Menenius lay down to rest, but his dreams were not of her whom he had seen. Gay visions of the former time rose up and visited his brain. From out the dreary tomb of the past, long-perished moments of joy and hope were called, as by an angel's voice, to bless his slumber--Honoria--Azimantium--happiness.
Pass we over the onward journey. After a long and tedious march, the ambassadors arrived at the royal village of the Huns, which was then surrounded by uncultured woods, though at present the rich vineyards of Tokay spread round the land in which it stood. Houses of wood were the only structures which were boasted by the chief city of the monarch of one half the earth; and to the eye of the Greeks, everything seemed poor and barbarous in the simplicity of the Huns. Yet, even lowly as were their cottage palaces, they had contrived to bestow much art on their construction. Fantastic trelliswork, and rich carved screens, and wreathed columns, cut of polished and variegated woods, were scattered in every direction; and while the first faint efforts of an approach to taste were to be found in the taller buildings and in the more correct proportions of the royal dwellings, the idea of war--the national sport and habitual passion, of the people--was to be seen in the imitative towers and castles with which they had decorated their dwellings of peace.

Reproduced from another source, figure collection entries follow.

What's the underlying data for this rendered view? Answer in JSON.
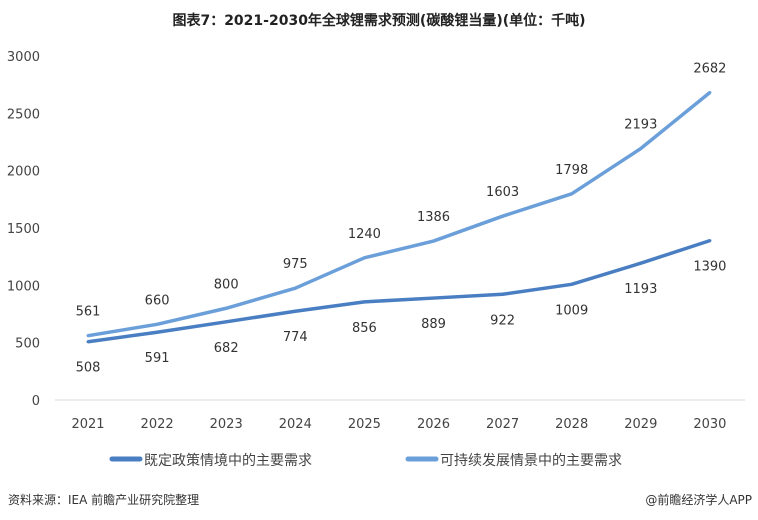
{
  "chart_data": {
    "type": "line",
    "title": "图表7：2021-2030年全球锂需求预测(碳酸锂当量)(单位：千吨)",
    "categories": [
      "2021",
      "2022",
      "2023",
      "2024",
      "2025",
      "2026",
      "2027",
      "2028",
      "2029",
      "2030"
    ],
    "series": [
      {
        "name": "既定政策情境中的主要需求",
        "values": [
          508,
          591,
          682,
          774,
          856,
          889,
          922,
          1009,
          1193,
          1390
        ],
        "color": "#4a7ec2",
        "labels": "below"
      },
      {
        "name": "可持续发展情景中的主要需求",
        "values": [
          561,
          660,
          800,
          975,
          1240,
          1386,
          1603,
          1798,
          2193,
          2682
        ],
        "color": "#6b9fd9",
        "labels": "above"
      }
    ],
    "ylim": [
      0,
      3000
    ],
    "yticks": [
      0,
      500,
      1000,
      1500,
      2000,
      2500,
      3000
    ],
    "grid": false,
    "legend": "bottom"
  },
  "footer": {
    "source": "资料来源：IEA 前瞻产业研究院整理",
    "brand": "@前瞻经济学人APP"
  }
}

Attila himself had not yet returned from his last excursion; but a day did not elapse before his coming was announced by warrior after warrior who arrived, their horses covered with gold, and their follower's laden with spoil. All his subjects went forth to gratulate their conquering monarch; and the Greeks, standing on a little eminence, beheld his approach. First came innumerable soldiers, in dark irregular masses, and then appeared chieftain after chieftain, all the various nations that he ruled. Then was seen a long train of maidens, in white robes, walking in two lines, each bearing aloft in her hand one end of a fine white veil, which, stretching across to the other side, canopied a row of younger girls, who scattered flowers upon the path. Behind these, mounted on a strong black horse, clothed in one uniform dark robe, without jewel, or gold, or ornament whatever, came the monarch whose sway stretched over all the northern world.